Enron Corp. has agreed to a deal to collect $250,000 on a life insurance policy covering Ken Lay, who died several weeks after he was convicted of fraud charges, according to the Houston Chronicle.
That is a fraction of the coverage limit on an $11 million death benefit owed under Transamerica Occidental Life Insurance Co. policy, according to the paper.
U.S. Bankruptcy Judge Arthur Gonzalez is scheduled to consider the settlement on Thursday. The Chronicle noted that KLL & LPL Partnership Ltd., a Texas partnership bearing the initials of the late ex-chairman and chief executive officer of Enron and his wife, Linda, bought a life insurance policy for Lay. In a deal struck with the company in 1996, the partnership gave Enron the right to a part of the insurance proceeds if Lay died.

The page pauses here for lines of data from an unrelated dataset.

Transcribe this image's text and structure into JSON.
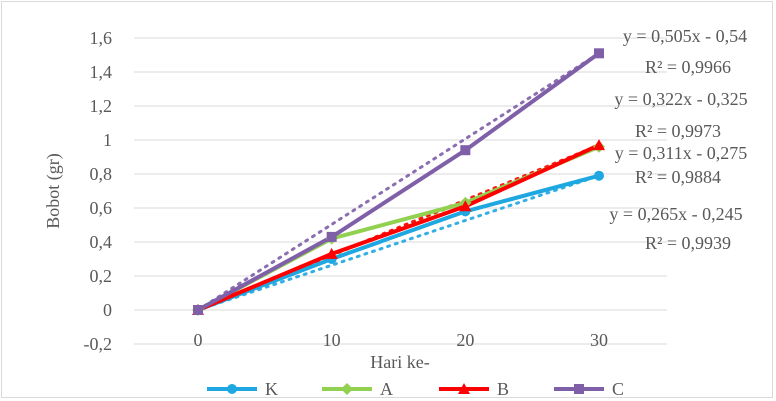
{
  "chart_data": {
    "type": "line",
    "xlabel": "Hari ke-",
    "ylabel": "Bobot (gr)",
    "x": [
      0,
      10,
      20,
      30
    ],
    "ylim": [
      -0.2,
      1.6
    ],
    "yticks": [
      "-0,2",
      "0",
      "0,2",
      "0,4",
      "0,6",
      "0,8",
      "1",
      "1,2",
      "1,4",
      "1,6"
    ],
    "ytick_values": [
      -0.2,
      0,
      0.2,
      0.4,
      0.6,
      0.8,
      1.0,
      1.2,
      1.4,
      1.6
    ],
    "xticks": [
      "0",
      "10",
      "20",
      "30"
    ],
    "grid": "horizontal",
    "legend_position": "bottom",
    "series": [
      {
        "name": "K",
        "color": "#1ea7e1",
        "marker": "circle",
        "values": [
          0,
          0.3,
          0.58,
          0.79
        ],
        "trend": {
          "slope": 0.265,
          "intercept": -0.245,
          "equation": "y = 0,265x - 0,245",
          "r2": "R² = 0,9939"
        }
      },
      {
        "name": "A",
        "color": "#92d050",
        "marker": "diamond",
        "values": [
          0,
          0.42,
          0.63,
          0.96
        ],
        "trend": {
          "slope": 0.311,
          "intercept": -0.275,
          "equation": "y = 0,311x - 0,275",
          "r2": "R² = 0,9884"
        }
      },
      {
        "name": "B",
        "color": "#ff0000",
        "marker": "triangle",
        "values": [
          0,
          0.33,
          0.61,
          0.97
        ],
        "trend": {
          "slope": 0.322,
          "intercept": -0.325,
          "equation": "y = 0,322x - 0,325",
          "r2": "R² = 0,9973"
        }
      },
      {
        "name": "C",
        "color": "#7f5fa8",
        "marker": "square",
        "values": [
          0,
          0.43,
          0.94,
          1.51
        ],
        "trend": {
          "slope": 0.505,
          "intercept": -0.54,
          "equation": "y = 0,505x - 0,54",
          "r2": "R² = 0,9966"
        }
      }
    ],
    "trendline_labels_order": [
      "C",
      "B",
      "A",
      "K"
    ]
  }
}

The assignment was intended “to secure the amounts due to [Enron]” under a deal with the partnership, the paper noted. In October 2001, just two months before the company filed for bankruptcy it made a $250,000 premium payment, according to the story.

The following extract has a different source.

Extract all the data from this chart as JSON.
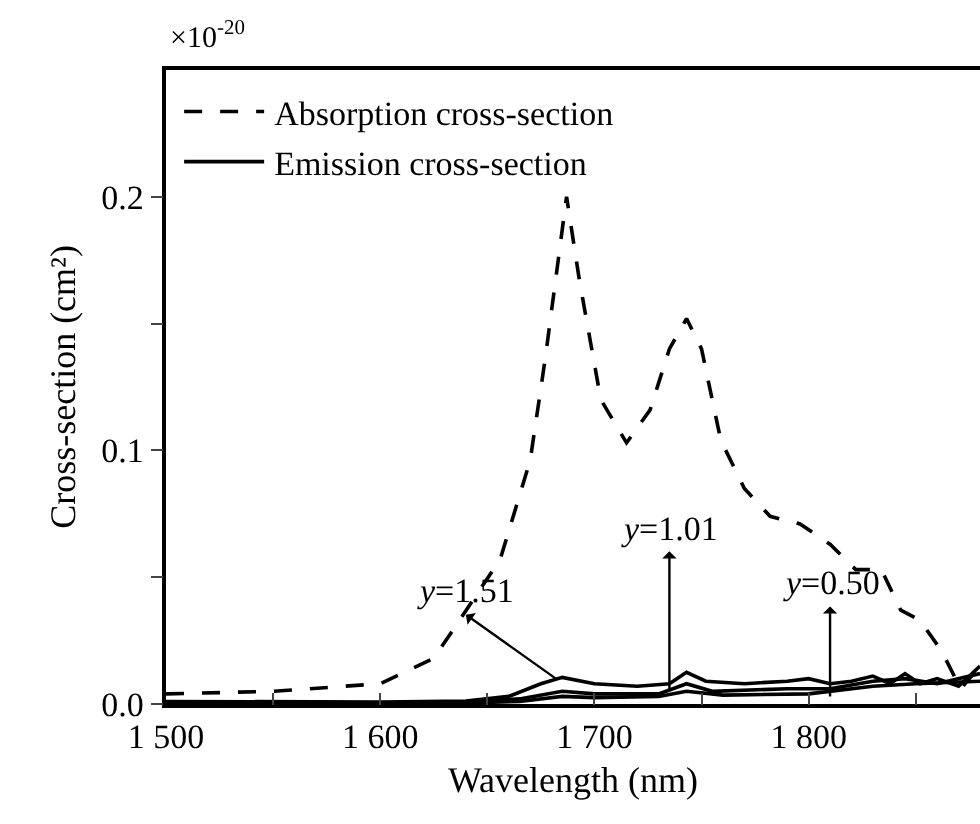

Under bankruptcy law, payments made by a company within 90 days of a bankruptcy filing can be reversed because they could be deemed to have been unfair to other creditors, the newspaper explained. Presumably, the insurer could have argued that if the premium paid weren’t in force, then the coverage wouldn’t apply.
Enron first sought to recover its premium when it sued Transamerica in 2003. The company reportedly said the insurer agreed to pay Enron the $250,000 premium payment owed under Lay’s coverage. The insurer had earlier paid Enron $1.25 million under the terms of the 1996 agreement with the Lay partnership, according to the Chronicle.